Her first solo show was stage in Moscow at the home of art critic Ilya Tsirlin. She also participated in the exhibition on Shosse Entuziastov, which was closed two hours after opening, and the “Bulldozer” exhibition, which raised awareness in the West of the repression of artists in the Soviet Union.
Masterkova tends to work in series and often uses the circle, a symbol she derived from Dante. It is this form that she uses extensively in her Planets (1976) and Meteors (1981-82) series, which are among her most famous. Enigmatic and full of mystical power, her images create a somewhat cosmic impression.

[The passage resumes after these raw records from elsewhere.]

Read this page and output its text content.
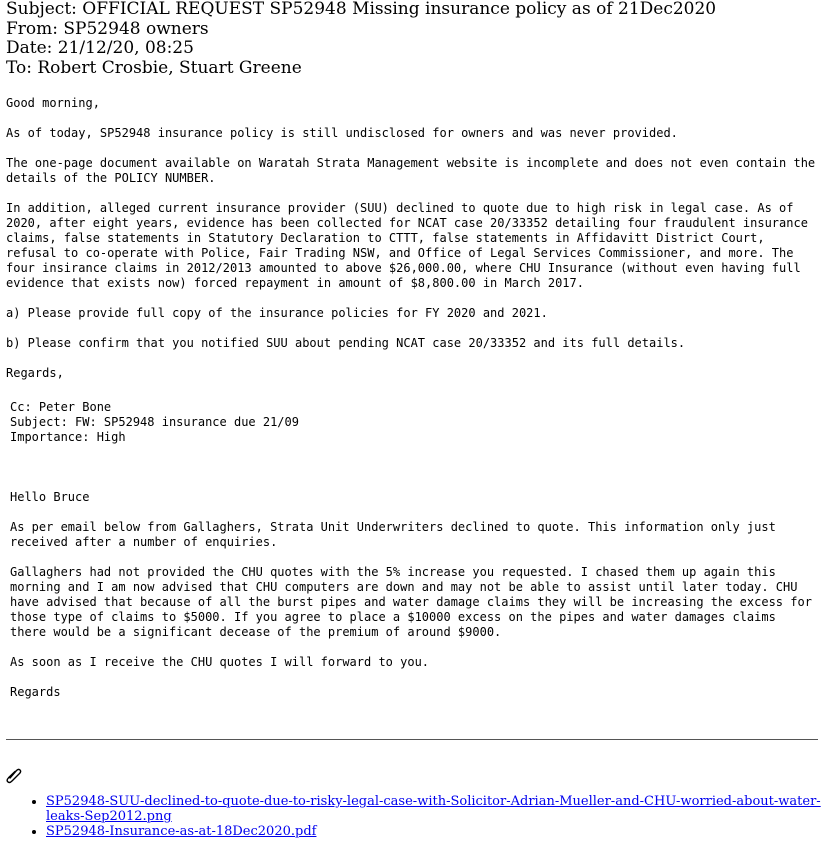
Subject: OFFICIAL REQUEST SP52948 Missing insurance policy as of 21Dec2020
From: SP52948 owners
Date: 21/12/20, 08:25
To: Robert Crosbie, Stuart Greene

Good morning,

As of today, SP52948 insurance policy is still undisclosed for owners and was never provided.

The one-page document available on Waratah Strata Management website is incomplete and does not even contain the details of the POLICY NUMBER.

In addition, alleged current insurance provider (SUU) declined to quote due to high risk in legal case. As of 2020, after eight years, evidence has been collected for NCAT case 20/33352 detailing four fraudulent insurance claims, false statements in Statutory Declaration to CTTT, false statements in Affidavitt District Court, refusal to co-operate with Police, Fair Trading NSW, and Office of Legal Services Commissioner, and more. The four insirance claims in 2012/2013 amounted to above $26,000.00, where CHU Insurance (without even having full evidence that exists now) forced repayment in amount of $8,800.00 in March 2017.

a) Please provide full copy of the insurance policies for FY 2020 and 2021.

b) Please confirm that you notified SUU about pending NCAT case 20/33352 and its full details.

Regards,

Cc: Peter Bone
Subject: FW: SP52948 insurance due 21/09
Importance: High

Hello Bruce

As per email below from Gallaghers, Strata Unit Underwriters declined to quote. This information only just received after a number of enquiries.

Gallaghers had not provided the CHU quotes with the 5% increase you requested. I chased them up again this morning and I am now advised that CHU computers are down and may not be able to assist until later today. CHU have advised that because of all the burst pipes and water damage claims they will be increasing the excess for those type of claims to $5000. If you agree to place a $10000 excess on the pipes and water damages claims there would be a significant decease of the premium of around $9000.

As soon as I receive the CHU quotes I will forward to you.

Regards

• SP52948-SUU-declined-to-quote-due-to-risky-legal-case-with-Solicitor-Adrian-Mueller-and-CHU-worried-about-water-leaks-Sep2012.png
• SP52948-Insurance-as-at-18Dec2020.pdf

In 2004 she displayed a new series, Planet Parade, at the Kino Gallery in Moscow. Dedicated to the great Russian poets Sergei Esenin, Marina Tsvetaeva, Alexander Blok, and Nikolai Gumilyov, the series consists of black and white sheets painted with India ink on a wet surface in carved collage frames that look almost runic. Despite the esoteric spiritual tradition that underpins these works, this stylistically minimalist series brings forth scientific associations. They are reminiscent of X-ray images as well as of NASA photos that reflect the movements of atmospheric fronts and landscapes of faraway planets. In an interview the artist said, “When the Earth stops being a place correcting and perfecting us humans, people will build houses of ivory and hang suprematist pictures in them.”
Since 1975 Masterkova has lived in France. Although half of her artistic life has been spent there, she remains a deeply Russian artist with creative roots closely connected with Russian culture.
Her works have been exhibited in Russia and abroad, in private collections and museums including the State Tretyakov Gallery and the Museum of Modern Art in New York.